Но, кроме дома доктор Стоуна, в Блэквуде есть еще один дом, который я навещаю так регулярно, насколько это позволяют приличия – дом миссис Чемберс. Premier я познакомился с мисс Чемберс, а потом уже с ее уважаемой матушкой. Прочитав историю нашего знакомства, я знаю, что ты будешь смеяться – надеюсь только, что со мной, а не надо мной.

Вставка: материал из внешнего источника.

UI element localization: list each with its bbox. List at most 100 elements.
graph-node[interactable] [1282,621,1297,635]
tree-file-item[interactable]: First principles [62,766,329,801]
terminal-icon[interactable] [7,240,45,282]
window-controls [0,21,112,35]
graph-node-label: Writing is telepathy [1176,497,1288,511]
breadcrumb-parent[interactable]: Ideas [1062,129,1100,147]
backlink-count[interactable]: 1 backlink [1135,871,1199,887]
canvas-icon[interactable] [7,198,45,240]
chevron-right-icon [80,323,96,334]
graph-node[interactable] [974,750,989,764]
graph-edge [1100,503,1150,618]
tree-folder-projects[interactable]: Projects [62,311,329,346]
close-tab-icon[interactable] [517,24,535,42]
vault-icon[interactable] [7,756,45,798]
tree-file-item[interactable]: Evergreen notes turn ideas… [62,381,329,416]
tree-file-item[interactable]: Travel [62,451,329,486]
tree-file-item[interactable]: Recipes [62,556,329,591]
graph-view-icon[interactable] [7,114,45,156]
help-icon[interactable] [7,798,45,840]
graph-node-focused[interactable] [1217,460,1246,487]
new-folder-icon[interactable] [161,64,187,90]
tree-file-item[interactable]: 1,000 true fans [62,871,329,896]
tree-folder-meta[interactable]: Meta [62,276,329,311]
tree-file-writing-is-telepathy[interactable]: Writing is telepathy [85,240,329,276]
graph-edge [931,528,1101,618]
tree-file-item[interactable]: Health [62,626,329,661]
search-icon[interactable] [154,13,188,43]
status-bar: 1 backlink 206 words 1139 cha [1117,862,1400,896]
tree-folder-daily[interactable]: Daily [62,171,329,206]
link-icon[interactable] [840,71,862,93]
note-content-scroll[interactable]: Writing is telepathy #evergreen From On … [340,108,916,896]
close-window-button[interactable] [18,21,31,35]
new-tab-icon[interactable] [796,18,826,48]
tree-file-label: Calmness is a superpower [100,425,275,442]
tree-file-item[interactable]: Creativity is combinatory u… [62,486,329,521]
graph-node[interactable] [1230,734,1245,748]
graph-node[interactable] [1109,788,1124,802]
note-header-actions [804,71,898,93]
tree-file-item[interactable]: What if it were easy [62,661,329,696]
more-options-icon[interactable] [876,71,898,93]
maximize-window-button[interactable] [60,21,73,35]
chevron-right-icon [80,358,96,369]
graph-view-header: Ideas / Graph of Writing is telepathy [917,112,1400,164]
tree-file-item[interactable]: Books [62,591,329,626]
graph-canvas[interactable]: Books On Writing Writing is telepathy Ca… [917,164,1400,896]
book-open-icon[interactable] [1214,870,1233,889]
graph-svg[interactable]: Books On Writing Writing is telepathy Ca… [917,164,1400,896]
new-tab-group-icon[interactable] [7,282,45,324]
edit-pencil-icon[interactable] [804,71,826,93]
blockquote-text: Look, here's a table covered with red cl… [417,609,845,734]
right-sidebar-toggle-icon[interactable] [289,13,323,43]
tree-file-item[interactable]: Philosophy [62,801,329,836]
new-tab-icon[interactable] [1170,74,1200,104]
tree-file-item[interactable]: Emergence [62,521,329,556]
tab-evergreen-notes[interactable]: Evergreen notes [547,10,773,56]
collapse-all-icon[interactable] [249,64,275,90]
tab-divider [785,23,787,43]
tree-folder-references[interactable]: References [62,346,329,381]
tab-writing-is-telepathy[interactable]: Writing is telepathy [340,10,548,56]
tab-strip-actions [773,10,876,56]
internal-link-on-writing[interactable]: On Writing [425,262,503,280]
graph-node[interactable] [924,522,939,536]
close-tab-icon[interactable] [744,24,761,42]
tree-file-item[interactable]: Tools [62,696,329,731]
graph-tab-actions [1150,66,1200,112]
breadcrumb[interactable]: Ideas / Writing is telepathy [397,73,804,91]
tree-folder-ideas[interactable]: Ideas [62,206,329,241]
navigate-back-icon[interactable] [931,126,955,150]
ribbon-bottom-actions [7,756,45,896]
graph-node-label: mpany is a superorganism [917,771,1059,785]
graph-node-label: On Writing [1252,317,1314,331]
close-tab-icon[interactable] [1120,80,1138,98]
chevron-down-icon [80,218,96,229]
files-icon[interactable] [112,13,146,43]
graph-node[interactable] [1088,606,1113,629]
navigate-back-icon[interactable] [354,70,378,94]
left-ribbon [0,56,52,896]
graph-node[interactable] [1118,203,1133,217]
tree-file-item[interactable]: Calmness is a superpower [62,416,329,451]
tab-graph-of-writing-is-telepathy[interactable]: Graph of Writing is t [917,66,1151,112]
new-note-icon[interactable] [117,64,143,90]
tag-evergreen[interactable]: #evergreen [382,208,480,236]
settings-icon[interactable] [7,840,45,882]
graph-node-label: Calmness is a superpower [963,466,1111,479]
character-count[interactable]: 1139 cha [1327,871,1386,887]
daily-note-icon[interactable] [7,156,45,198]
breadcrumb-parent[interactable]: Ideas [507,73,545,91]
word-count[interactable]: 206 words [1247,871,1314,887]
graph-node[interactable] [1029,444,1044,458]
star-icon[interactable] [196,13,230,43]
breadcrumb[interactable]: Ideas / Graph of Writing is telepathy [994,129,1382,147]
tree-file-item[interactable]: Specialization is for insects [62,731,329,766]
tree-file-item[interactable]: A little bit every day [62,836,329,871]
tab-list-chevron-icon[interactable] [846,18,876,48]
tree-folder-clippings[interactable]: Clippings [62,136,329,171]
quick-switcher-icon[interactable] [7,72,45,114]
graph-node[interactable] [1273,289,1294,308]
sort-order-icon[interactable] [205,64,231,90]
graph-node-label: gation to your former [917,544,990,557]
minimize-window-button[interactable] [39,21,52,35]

Где-то на третий день своего пребывания здесь я вышел на утреннюю прогулку, тщательно выбрав свой наряд и в то же время с горечью осознавая, что здесь некому оценить мой галстук, завязанный кударше. Я шел, погруженный в меланхолическую задумчивость, но при этом все же тщательно выбирая, куда поставить ногу на обледеневшей и заснеженной булыжной мостовой. И вдруг, как раз в тот момент, когда я неустойчиво балансировал, обходя накатанную детьми дорожку льда, мне под ноги кидается злобно лающий комок шерсти. Я невольно отмахиваюсь от покушений на мою лодыжку – все больше теряю равновесие – и с грацией умирающего лебедя или подрубленного дерева опускаюсь на лед, чтобы проехать по нему добрых десять ярдов. Мой полет прерывается у ног прекрасной молодой мисс, которая смотрит на распростертое внизу тело огромными серыми глазами, еще больше расширенными от ужаса и сочувствия. В руке у нее поводок, на другом конце которого так самая злобная пустолайка, не прекращающая своих покушений на мою, хм, гордость.
Мисс прикрикивает на свою собаку «Спокойно, Дейзи, спокойно!» и старательно помогает мне встать из всех своих воробьиных сил. Следуют взаимные извинения:
– Простите, мисс… Я вас испугал?
– Нет, нет, что вы! Позвольте, я вам помогу! Простите Дейзи, пожалуйста… она боится незнакомцев, вот и кидается первой в атаку! Ох, мне так неловко! Вы не сильно ушиблись?
– У Вас очень храбрая собака. Она не могла выбрать более удачный момент для атаки, мисс…
– Чемберс, Хелен Чемберс. А вы?
– Энтони Блессингем. Очень рад, что счастливый случай поверг меня к вашим стопам!
– А я думала, что не столько случай, сколько лед… Вы не ушиблись? Вам нужно почистить одежду… и выпить чашечку чаю… Вы не откажетесь к нам зайти?
И с такой приятной настойчивостью она пригласила меня к себе домой, где нас встретила ее матушка, миссис Мэри Чемберс. Вот так завязалось наше знакомство, а теперь я расскажу об обеих дамах подробней. Достань портрет старшей, миссис Чемберс. Как ты видишь, она еще очень хороша собой, глаза говорят о уме, тонкие губы – о прижимистости, а лоб без следов морщин об égoïsme, который добавляет красивым женщинам очарования, а в дурнушках просто отвратителен.